Personality Psychology

  • Personality psychology: studies the patterns of thoughts and behaviors that make each individual unique.

  • Early personality psychologists focused on explaining how an individual’s personality develops from their perspective. Nowadays, research in this filed focuses on identifying personality traits, measuring these traits, and determining how these traits interact in a particular context to determine how an individual will behave in any given situation.

  • Personality traits: relatively consistent patterns of thought and behavior

  • Five trait dimensions capture the variations in personality across individuals.

    • These five dimensions are also known as the “Big Five” or the Five Factor model, and are conscientiousness, agreeableness, neuroticism, openness, and extraversion.

Social Psychology

  • Social psychology: studies how we interact with and relate to others.

  • Stanley Milgram was an American social psychologist who conducted one of the most famous experiments known today to determine if the holocaust could happen in America.

    • The results of his experiment showed that nearly two-thirds of the participants were willing to deliver what they thought were lethal shocks to another person, because they were instructed to do so by an authority figure.

Industrial-Organizational Psychology

  • Industrial-organizational psychology: applies psychological theories, principles, and research findings in industrial and organizational settings.

  • I-O psychologists are often involved in personnel management, organizational structure, and workplace environment.

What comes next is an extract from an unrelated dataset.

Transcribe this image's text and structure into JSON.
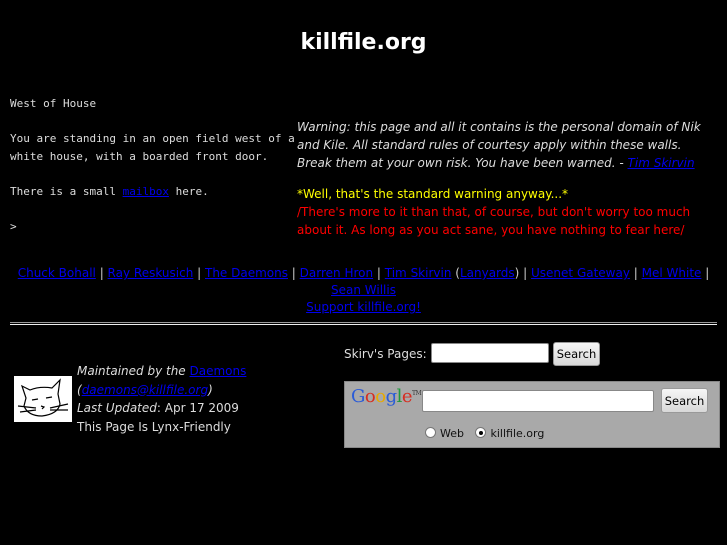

    • Companies bring in I-O psychologists to help make the best hiring decisions and create an environment that increases employee productivity and efficiency.

Health Psychology

  • Health psychology: studies how health is affected by biological, psychological, and sociocultural factors; the biopsychosocial model.

  • Health psychologists seek to help people achieve better health through public policy, education, intervention, and research.

Sport & Exercise Psychology and Clinical Psychology

  • Sport and exercise psychology: studies the psychological aspects of sport performance, such as motivation, performance anxiety, and the effects of sport on one’s mental and emotional wellbeing.

  • Clinical psychology: studies the diagnosis and treatment of psychological disorders and other problematic patterns of behavior.

Forensic Psychology

  • Forensic psychology: studies questions of psychology as they arise in the context of the justice system.

  • Forensic psychologists usually act as expert witnesses and provide their research- or experience-based opinions.

    • They must have a good understanding of the law and provide information in the context of the legal system.

    • Forensic psychologists are also used in the jury selection process and witness preparation.

1.4 Careers in Psychology

  • Many psychologists go on to get their PhD.

  • After that, they can seek out positions in colleges, whether it be teaching or research, or get their PsyD to become practicing clinical psychologists, counselors, or psychiatrists.